Presiden Susilo Bambang Yudhoyono tak sepantasnya mendua. Jika dia memang tidak setuju penghapusan pemilihan kepala daerah (pilkada) secara langsung, seharusnya sejak awal hal itu tecermin dalam sikap Partai Demokrat yang dipimpinnya. Sebagai kepala pemerintahan, dia bahkan bisa menarik Rancangan Undang-Undang Pemilihan Kepala Daerah yang memuat aturan kontroversial itu.
Sikap tegas Presiden perlu ditunjukkan lantaran polemik mengenai RUU itu sudah berkepanjangan.
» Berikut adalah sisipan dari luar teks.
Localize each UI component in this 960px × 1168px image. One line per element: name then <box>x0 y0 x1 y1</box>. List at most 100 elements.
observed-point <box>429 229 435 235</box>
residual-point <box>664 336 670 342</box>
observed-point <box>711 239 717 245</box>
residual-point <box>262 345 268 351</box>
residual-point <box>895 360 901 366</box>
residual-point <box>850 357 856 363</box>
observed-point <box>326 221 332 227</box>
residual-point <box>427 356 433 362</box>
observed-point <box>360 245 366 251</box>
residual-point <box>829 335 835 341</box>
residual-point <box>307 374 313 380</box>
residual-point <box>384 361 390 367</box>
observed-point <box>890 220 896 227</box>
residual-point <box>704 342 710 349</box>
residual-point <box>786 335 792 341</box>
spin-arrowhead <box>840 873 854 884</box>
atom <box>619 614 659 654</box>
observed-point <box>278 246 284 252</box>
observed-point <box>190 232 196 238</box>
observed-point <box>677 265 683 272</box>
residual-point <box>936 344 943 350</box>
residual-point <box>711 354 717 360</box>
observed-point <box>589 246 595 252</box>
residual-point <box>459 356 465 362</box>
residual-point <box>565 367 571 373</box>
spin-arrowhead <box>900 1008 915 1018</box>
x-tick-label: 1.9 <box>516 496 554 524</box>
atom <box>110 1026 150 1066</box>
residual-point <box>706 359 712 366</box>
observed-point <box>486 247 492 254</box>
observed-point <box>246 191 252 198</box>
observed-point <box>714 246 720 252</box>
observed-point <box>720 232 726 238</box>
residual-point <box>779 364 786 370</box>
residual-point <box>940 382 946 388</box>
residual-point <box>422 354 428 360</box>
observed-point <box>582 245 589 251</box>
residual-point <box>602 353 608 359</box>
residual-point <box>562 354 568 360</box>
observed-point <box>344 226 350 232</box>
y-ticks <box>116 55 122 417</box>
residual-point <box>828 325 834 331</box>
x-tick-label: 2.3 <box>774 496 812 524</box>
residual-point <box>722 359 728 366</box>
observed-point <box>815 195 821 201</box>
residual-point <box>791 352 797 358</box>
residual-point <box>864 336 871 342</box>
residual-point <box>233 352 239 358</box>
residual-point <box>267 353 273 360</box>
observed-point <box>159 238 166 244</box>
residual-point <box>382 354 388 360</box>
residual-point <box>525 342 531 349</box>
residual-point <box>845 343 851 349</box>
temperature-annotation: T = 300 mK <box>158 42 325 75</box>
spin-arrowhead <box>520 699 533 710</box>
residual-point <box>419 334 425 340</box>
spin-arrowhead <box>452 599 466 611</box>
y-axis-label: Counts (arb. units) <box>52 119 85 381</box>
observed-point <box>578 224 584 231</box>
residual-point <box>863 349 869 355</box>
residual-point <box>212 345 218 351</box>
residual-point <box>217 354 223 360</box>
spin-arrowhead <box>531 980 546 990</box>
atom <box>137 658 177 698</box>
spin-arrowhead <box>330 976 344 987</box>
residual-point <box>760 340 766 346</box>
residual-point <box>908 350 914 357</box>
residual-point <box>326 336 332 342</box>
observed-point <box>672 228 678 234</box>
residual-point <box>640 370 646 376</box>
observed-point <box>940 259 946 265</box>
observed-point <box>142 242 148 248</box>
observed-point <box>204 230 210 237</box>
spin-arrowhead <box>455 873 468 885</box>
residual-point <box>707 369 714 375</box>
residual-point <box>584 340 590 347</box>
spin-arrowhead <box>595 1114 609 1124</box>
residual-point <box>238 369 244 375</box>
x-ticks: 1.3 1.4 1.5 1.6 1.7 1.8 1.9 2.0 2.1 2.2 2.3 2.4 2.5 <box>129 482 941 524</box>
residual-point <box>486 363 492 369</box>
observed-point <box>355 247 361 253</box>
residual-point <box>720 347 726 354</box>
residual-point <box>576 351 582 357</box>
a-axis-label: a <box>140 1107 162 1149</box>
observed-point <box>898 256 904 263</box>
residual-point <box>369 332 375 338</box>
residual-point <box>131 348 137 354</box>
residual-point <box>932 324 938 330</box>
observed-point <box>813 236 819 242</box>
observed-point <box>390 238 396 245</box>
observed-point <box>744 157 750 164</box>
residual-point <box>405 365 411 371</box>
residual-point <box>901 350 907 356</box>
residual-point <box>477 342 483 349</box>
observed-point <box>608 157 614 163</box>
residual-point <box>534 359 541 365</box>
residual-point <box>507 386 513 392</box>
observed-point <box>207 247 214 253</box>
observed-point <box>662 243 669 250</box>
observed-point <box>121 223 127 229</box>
Partai politik yang tergabung dalam Koalisi Merah Putih-pendukung Prabowo Subianto-Hatta Rajasa dalam pemilihan presiden lalu-tampak ngotot menginginkan penghapusan pilkada langsung untuk gubernur, bupati, dan wali kota. Mereka mendorong pemilihan lewat Dewan Perwakilan Rakyat Daerah.
Koalisi Merah Putih berdalih perubahan itu akan menghemat anggaran. Tapi, sulit dimungkiri, koalisi ini amat diuntungkan bila RUU Pilkada disahkan menjadi undang-undang. Kelak koalisi yang amat dominan di banyak DPRD ini akan "memiliki" banyak kepala daerah.
Adapun partai politik yang berada pada kubu pasangan terpilih Joko Widodo-Jusuf Kalla bersikap berbeda. Mereka menolak tegas penghapusan pilkada langsung. Sikap serupa juga diperlihatkan oleh para kepala daerah dan kalangan penyokong otonomi daerah. Mereka berargumen, demokrasi seharusnya tidak dinilai dengan uang.
Pemilihan kepala daerah oleh DPRD dikhawatirkan pula akan memunculkan kartel politik yang mendikte kebijakan banyak daerah. Mekanisme ini juga rawan suap dan kongkalikong antara calon kepala daerah dan para anggota DPRD. Akibatnya, kepentingan rakyat akan diabaikan.
Pemerintah semestinya segera bersikap tegas dengan menarik lagi RUU itu. Tidak ada gunanya pembahasan RUU itu diteruskan karena akan sulit mencapai titik temu. Voting memang bisa dilakukan untuk mengambil keputusan. Masalahnya, tak ada keperluan mendesak untuk mengubah mekanisme pemilihan kepala daerah.
Sudah berkali-kali pemerintah mengevaluasi pemilihan langsung kepala daerah. Hasilnya, seperti yang tecermin dalam Naskah Akademik RUU Pilkada, hanya penghapusan pilkada langsung untuk gubernur yang direkomendasikan, dan bukan untuk bupati serta wali kota. Janggal bila Menteri Dalam Negeri Gamawan Fauzi terkesan memaksakan pembahasan RUU itu oleh Dewan Perwakilan Rakyat sekarang.
Bila pemerintah menarik RUU itu, kita justru bisa mengevaluasi lagi pilkada secara lebih cermat. Betapa berbahaya bila keinginan ke arah sentralisasi itu dibiarkan. Kali ini soal pilkada langsung yang diperdebatkan, lain kali mungkin pemilihan presiden langsung yang digugat. Bukankah pemilihan presiden juga bisa dilakukan oleh Majelis Permusyawaratan Rakyat agar lebih praktis dan efisien?
Presiden Yudhoyono, yang cukup berhasil menjaga demokrasi selama 10 tahun memerintah, seharusnya tidak membiarkan republik ini kembali ke ala Orde Baru.